Myocardin-Related Transcription Factors A and B Are Key Regulators of TGF-β1-Induced Fibroblast to Myofibroblast Differentiation

Myofibroblasts are contractile, smooth muscle-like cells that are characterized by the de novo expression of smooth muscle alpha-actin (SM alpha A) and normally function to assist in wound closure, but have been implicated in pathological contractures. Transforming growth factor beta-1 (TGF-beta 1) helps facilitate the differentiation of fibroblasts into myofibroblasts, but the exact mechanism by which this differentiation occurs, in response to TGF-beta 1, remains unclear. Myocardin-related transcription factors A and B (MRTFs, MRTF-A/B) are transcriptional co-activators that regulate the expression of smooth muscle-specific cytoskeletal proteins, including SM alpha A, in smooth muscle cells and fibroblasts. In this study, we demonstrate that TGF-beta 1 mediates myofibroblast differentiation and the expression of a contractile gene program through the actions of the MRTFs.

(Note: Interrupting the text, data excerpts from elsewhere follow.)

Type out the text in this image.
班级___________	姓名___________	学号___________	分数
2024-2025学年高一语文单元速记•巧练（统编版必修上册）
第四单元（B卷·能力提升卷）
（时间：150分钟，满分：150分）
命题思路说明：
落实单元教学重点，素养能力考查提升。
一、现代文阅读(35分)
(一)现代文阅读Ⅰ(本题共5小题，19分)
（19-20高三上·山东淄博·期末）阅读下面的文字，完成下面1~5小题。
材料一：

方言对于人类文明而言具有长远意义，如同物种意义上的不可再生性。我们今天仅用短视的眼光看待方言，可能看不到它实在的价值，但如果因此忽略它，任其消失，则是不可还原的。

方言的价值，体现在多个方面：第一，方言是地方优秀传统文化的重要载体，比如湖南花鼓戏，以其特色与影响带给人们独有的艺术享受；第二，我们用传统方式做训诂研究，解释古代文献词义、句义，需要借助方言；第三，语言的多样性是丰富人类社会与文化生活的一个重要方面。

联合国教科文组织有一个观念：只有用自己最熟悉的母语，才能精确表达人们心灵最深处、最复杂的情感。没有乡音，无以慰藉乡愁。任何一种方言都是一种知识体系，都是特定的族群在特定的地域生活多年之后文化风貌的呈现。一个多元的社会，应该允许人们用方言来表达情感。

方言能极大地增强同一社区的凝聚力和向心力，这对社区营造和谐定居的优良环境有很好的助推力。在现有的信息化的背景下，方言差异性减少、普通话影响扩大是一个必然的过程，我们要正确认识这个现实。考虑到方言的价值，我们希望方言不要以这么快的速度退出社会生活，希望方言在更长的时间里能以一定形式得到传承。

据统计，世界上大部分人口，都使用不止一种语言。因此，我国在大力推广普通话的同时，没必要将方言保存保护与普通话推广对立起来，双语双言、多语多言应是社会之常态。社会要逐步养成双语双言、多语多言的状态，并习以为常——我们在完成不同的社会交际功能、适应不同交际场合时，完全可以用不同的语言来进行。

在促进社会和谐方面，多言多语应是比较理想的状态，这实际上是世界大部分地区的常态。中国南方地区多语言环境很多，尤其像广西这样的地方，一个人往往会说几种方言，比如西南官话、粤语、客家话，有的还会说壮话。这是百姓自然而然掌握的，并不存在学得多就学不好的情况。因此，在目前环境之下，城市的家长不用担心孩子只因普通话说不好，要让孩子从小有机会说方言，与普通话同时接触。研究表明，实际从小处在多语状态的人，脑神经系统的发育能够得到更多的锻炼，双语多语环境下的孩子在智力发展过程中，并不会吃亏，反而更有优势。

Transient transfection of a constitutively active MRTF-A induced an increase in the expression of SM alpha A and other smooth muscle-specific cytoskeletal proteins, and an increase in myofibroblast contractility, even in the absence of TGF-beta 1. MRTF-A/B knockdown, in TGF-beta 1-differentiated myofibroblasts, resulted in decreased smooth muscle-specific cytoskeletal protein expression levels and reduced contractile force generation, as well as a decrease in focal adhesion size and number. These results provide direct evidence that the MRTFs are mediators of myofibroblast differentiation in response to TGF-beta 1.